The compensation of directors and the Chief Executive Officer is determined by the Compensation Committee and the Board as a whole. Such compensation is determined after consideration of various relevant factors, including the expected nature and quantity of duties and responsibilities, past performance, comparison with compensation paid by other issuers of comparable size and nature, and the availability of financial resources.

 

The Compensation Committee is currently comprised of Messrs. Christopher Strong (Chair) and Joseph Miller, both of whom are independent.
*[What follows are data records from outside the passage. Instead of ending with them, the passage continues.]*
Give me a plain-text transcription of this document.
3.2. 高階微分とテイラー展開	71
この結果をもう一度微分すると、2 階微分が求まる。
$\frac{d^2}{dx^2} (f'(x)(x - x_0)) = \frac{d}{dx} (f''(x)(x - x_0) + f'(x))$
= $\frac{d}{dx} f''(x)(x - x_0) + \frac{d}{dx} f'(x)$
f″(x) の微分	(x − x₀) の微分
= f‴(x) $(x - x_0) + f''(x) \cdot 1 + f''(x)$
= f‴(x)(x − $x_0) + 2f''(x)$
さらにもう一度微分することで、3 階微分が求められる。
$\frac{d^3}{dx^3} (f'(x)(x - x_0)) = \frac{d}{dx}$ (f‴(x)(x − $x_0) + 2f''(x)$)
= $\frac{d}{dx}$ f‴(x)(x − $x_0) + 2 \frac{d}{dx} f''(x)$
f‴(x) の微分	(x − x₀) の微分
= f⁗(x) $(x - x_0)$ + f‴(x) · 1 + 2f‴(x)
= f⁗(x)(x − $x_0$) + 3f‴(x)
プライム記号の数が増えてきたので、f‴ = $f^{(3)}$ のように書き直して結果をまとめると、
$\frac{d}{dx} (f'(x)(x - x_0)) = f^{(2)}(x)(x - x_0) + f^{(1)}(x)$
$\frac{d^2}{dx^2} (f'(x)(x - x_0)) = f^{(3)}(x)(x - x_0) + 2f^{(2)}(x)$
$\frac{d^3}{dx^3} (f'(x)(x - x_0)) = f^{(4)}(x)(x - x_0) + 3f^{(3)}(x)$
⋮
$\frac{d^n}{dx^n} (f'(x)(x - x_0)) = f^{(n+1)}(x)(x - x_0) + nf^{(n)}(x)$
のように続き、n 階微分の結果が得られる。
The Compensation Committee is responsible for reviewing and making recommendations to the Board, as appropriate, in connection with the Corporation’s succession planning with respect to the Chief Executive Officer and other senior executive officers and ensuring that the structure, design and application of the Corporation’s material compensation programs meet the Corporation’s principles, objectives and risk profile and do not encourage excessive risk taking.

 

Item 7: Other Board Committees

 

The Board does not have any standing committees other than the Audit Committee, Compensation Committee and Corporate Governance and Nominating Committee.

 

Item 8: Assessments

 

The Board does not have any formal process for assessing the effectiveness of the Board, its committees, or individual directors. Led by the independent Chair, the Board as a whole is expected to evaluate the effectiveness of the Board, its committees and individual directors on an annual basis.